Bad Idea: Chandler and Frasier’s Photoshoot

This story takes place in Kireka, the home of the father of two boys and features the two boys, first one, then the other, and also includes a performance from the father himself. Presenting Chandler And Frasier arrange a photoshoot.

Frasier: Father, it’s not that we have self-image problems. We would like to start with that point.

Chandler: It is vital before we go any further that you understand we are not under any misaprehension about how very very handsome we are. Even Charmaine wants some, but she has only one dimple. Frasier thinks that’s cool, but I find it creepy. Why is she not symetrical?

Frasier: There is nothing wrong with having only one dimple. You know mum has only one dimple, right?

Chandler: That’s a dimple? I thought it was a special frown for her mouth which she uses when she is being sarcastic.

Frasier: You would think that, Chandler, because she is always scolding you sarcastically.

Chandler: Because I am always doing something to deserve it. You are straying from the topic, Fraze. Dad is still waiting for the point.

Frasier: Is he…

The Father of the Boys: No, I am not waiting for your point. I am ignoring you and watching this episode of So You Think You Can Dance. I was under the impression that this was a show about people who think they can dance. So far I don’t see Sharon O anywhere. Does she not think?

Chandler: If Big Brother is any evidence…

Frasier: Jokes about Sharon O’s intelligence are so passe, bro. Let it go.

Chandler: Then deliver the speech we came to this room to present. You think I have a sustainable attention span? If you don’t focus for both of us, who will?

Frasier: Padre Mio, having established that we know we are devastating and are not asking this because we worry about our self image we would like to discuss our portrayal in your newspaper.

Chandler: We keep meeting people who tell you we look just like the cartoons.

Father Of The Boys: Me, too. Like, “You look just like that picture of you.” I try to be gracious and respond politely because I am not really a jerk, I just pretend to be one in this column.

Chandler: He is giving us his opinion, Fraze. We are in danger of losing this discussion. Leap right in again and wrest the topic back from him.

Frasier: Pops, your feelings are heard. Ours now. We understand that Danny Barongo is the very best caricaturist in the Ugandan media. He is one of the finest Ugandans alive.

Chandler: However, dad, nobody enjoys being told they look like a cartoon.

Frasier: Especially not people as phenomenally handsome as the two of us.

Father of The Boys: Do you want me to tell Danny to not draw you so well, then?

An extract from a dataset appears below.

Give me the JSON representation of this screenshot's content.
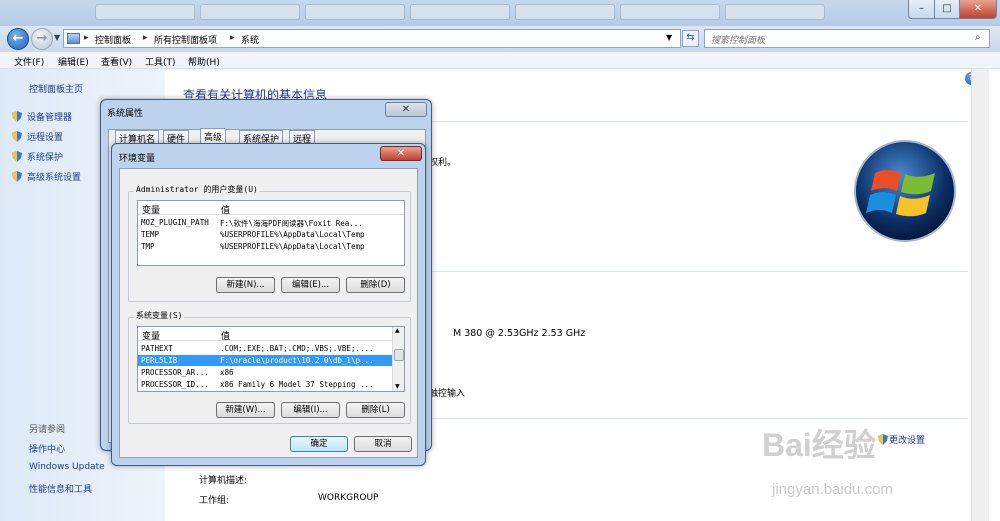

Frasier: That would just be a band-aid over the problem. You are not Obama. We need real solutions.

Chandler: So this is what you are going to do. You go to the magazines section of Vision Group, where you work, and find that man, Kalungi Kabuye, who takes those wonderful photos for Flair For Her Magazine, and book him to take glamorous photos of us.

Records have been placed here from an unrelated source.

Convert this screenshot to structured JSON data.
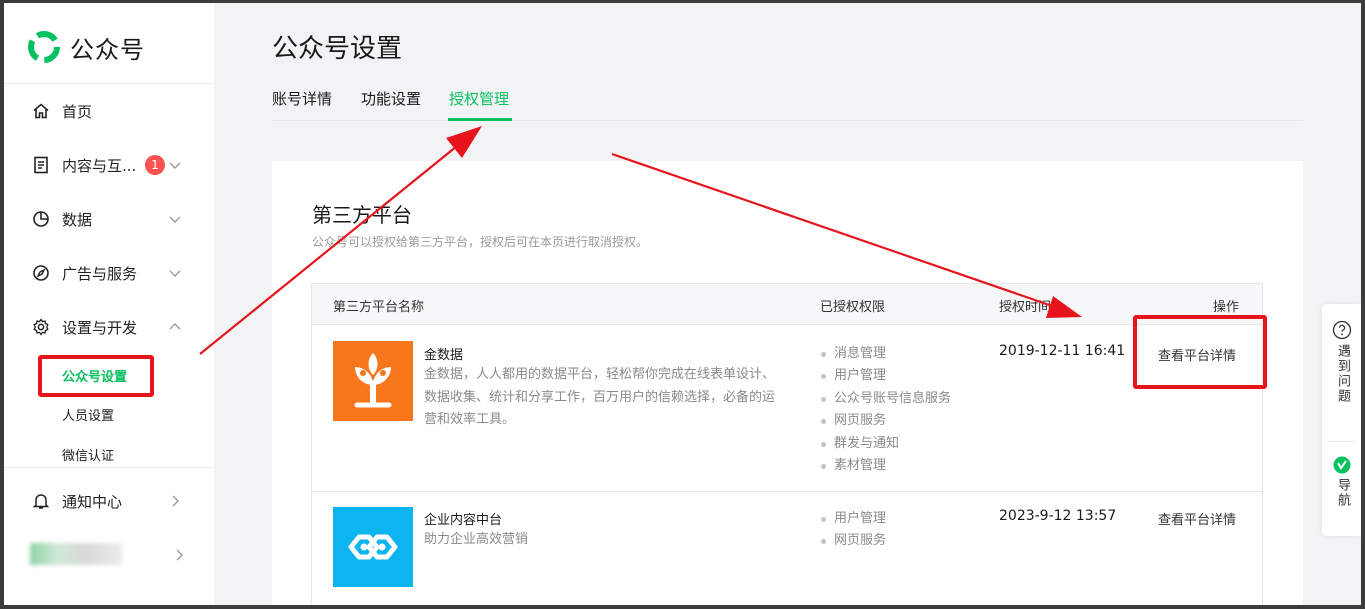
{
  "sidebar": {
    "brand": "公众号",
    "items": [
      {
        "label": "首页"
      },
      {
        "label": "内容与互...",
        "badge": "1"
      },
      {
        "label": "数据"
      },
      {
        "label": "广告与服务"
      },
      {
        "label": "设置与开发"
      }
    ],
    "sub_items": [
      {
        "label": "公众号设置"
      },
      {
        "label": "人员设置"
      },
      {
        "label": "微信认证"
      }
    ],
    "notification": {
      "label": "通知中心"
    }
  },
  "main": {
    "title": "公众号设置",
    "tabs": [
      {
        "label": "账号详情"
      },
      {
        "label": "功能设置"
      },
      {
        "label": "授权管理"
      }
    ],
    "section": {
      "title": "第三方平台",
      "description": "公众号可以授权给第三方平台，授权后可在本页进行取消授权。"
    },
    "table": {
      "headers": {
        "name": "第三方平台名称",
        "permissions": "已授权权限",
        "time": "授权时间",
        "action": "操作"
      },
      "rows": [
        {
          "name": "金数据",
          "description": "金数据，人人都用的数据平台，轻松帮你完成在线表单设计、数据收集、统计和分享工作，百万用户的信赖选择，必备的运营和效率工具。",
          "permissions": [
            "消息管理",
            "用户管理",
            "公众号账号信息服务",
            "网页服务",
            "群发与通知",
            "素材管理"
          ],
          "time": "2019-12-11 16:41",
          "action": "查看平台详情"
        },
        {
          "name": "企业内容中台",
          "description": "助力企业高效营销",
          "permissions": [
            "用户管理",
            "网页服务"
          ],
          "time": "2023-9-12 13:57",
          "action": "查看平台详情"
        }
      ]
    }
  },
  "float_panel": {
    "help": "遇到问题",
    "guide": "导航"
  },
  "colors": {
    "accent": "#07c160",
    "annotation": "#e8141b",
    "badge": "#fa5151",
    "jinshuju_logo": "#f8761c",
    "enterprise_logo": "#0cb5f0"
  }
}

Father of The Boys: Three reasons why that won’t happen. First, Flair For Her only features inspirational women who have had a positive impact on society and you are not women, not inspirational and the only time you have a positive impact on a society is when you get a taxi and ride out of it. Secondly, you will never ever ever see me do anything ever in the world if it is mentioned in a sentence that begins with “So this is what you are going to do.” You would have had a ghost of a chance if you had gone with “We humbly plead with you to assist us O Great One,” But you blew that chance.

Frasier: And third?

Chandler: You should not have asked.

Father of The Boys: Third is shut up and go away.